I am pretty sure I got this from my mom. She has strong neurological signs, but not immune system. My sister has ME/CFS, although she now prefers depression and dysautonomia, and my other sister is bi-polar with narcolepsy. My mother had breast cancer in her late 40s, thankfully cured. My grandfather was clearly, looking back on his behavior, bi-polar. How many years has XMRV, or for that matter, other retroviruses been causing havoc in the human population? OH, I forgot the obvious one, leukemia, lymphoma.

Tina
I was just talking to someone about bi-polar disorder - there are no behavioral treatments; its a chemical condition.

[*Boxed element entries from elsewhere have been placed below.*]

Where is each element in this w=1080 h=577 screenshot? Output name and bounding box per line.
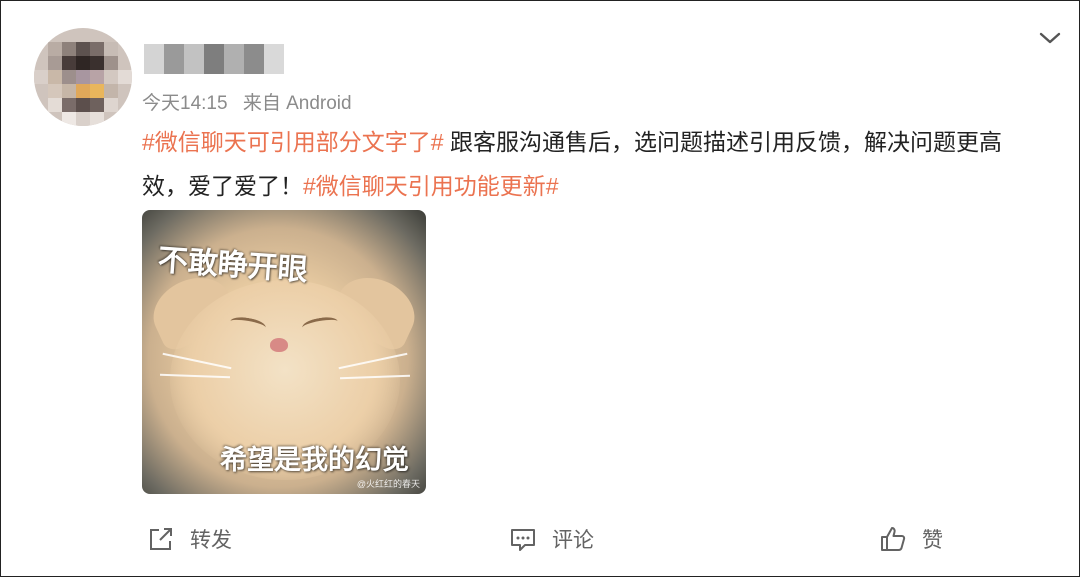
like-label: 赞 (922, 529, 943, 552)
chevron-down-icon[interactable] (1038, 26, 1062, 50)
post-meta: 今天14:15 来自 Android (142, 88, 362, 115)
share-icon (150, 528, 172, 550)
repost-button[interactable]: 转发 (146, 524, 232, 554)
image-watermark: @火红红的春天 (356, 479, 420, 489)
comment-button[interactable]: 评论 (508, 524, 594, 554)
hashtag-link[interactable]: #微信聊天可引用部分文字了# (142, 129, 444, 155)
cat-nose (270, 338, 288, 352)
post-time[interactable]: 今天14:15 (142, 93, 228, 114)
avatar[interactable] (34, 28, 132, 126)
like-button[interactable]: 赞 (878, 524, 943, 554)
repost-label: 转发 (190, 529, 232, 552)
image-caption-top: 不敢睁开眼 (156, 242, 309, 289)
action-bar: 转发 评论 赞 (0, 524, 1080, 564)
post-image[interactable]: 不敢睁开眼 希望是我的幻觉 @火红红的春天 (142, 210, 426, 494)
image-caption-bottom: 希望是我的幻觉 (220, 445, 409, 476)
hashtag-link[interactable]: #微信聊天引用功能更新# (303, 173, 559, 199)
username-blurred[interactable] (144, 44, 284, 74)
post-text: #微信聊天可引用部分文字了# 跟客服沟通售后，选问题描述引用反馈，解决问题更高效… (142, 120, 1042, 208)
thumbs-up-icon (881, 527, 906, 551)
comment-label: 评论 (552, 529, 594, 552)
post-source: 来自 Android (242, 93, 352, 114)
comment-icon (511, 529, 535, 551)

I just read the story of a person with unipolar depression who was absolutely fine until he woke up one day and was depressed (no stressors! no abnormal behavior - just something that changed). There is infection onset depression and infection-onset obsessive compulsive disorder. (I believe there's also infectious RA), There's certainly infectious onset FM and POTS.

My understanding is that Lipkin strongly believes these and other disorders are caused by a genetic-viral connection and he believes the same in ME/CFS and this is why he is engaged in two studies on ME/CFS now.

Of course DeFreitas mentor felt two decades ago that the symptoms of ME/CFS suggested a retroviral infection in the brain.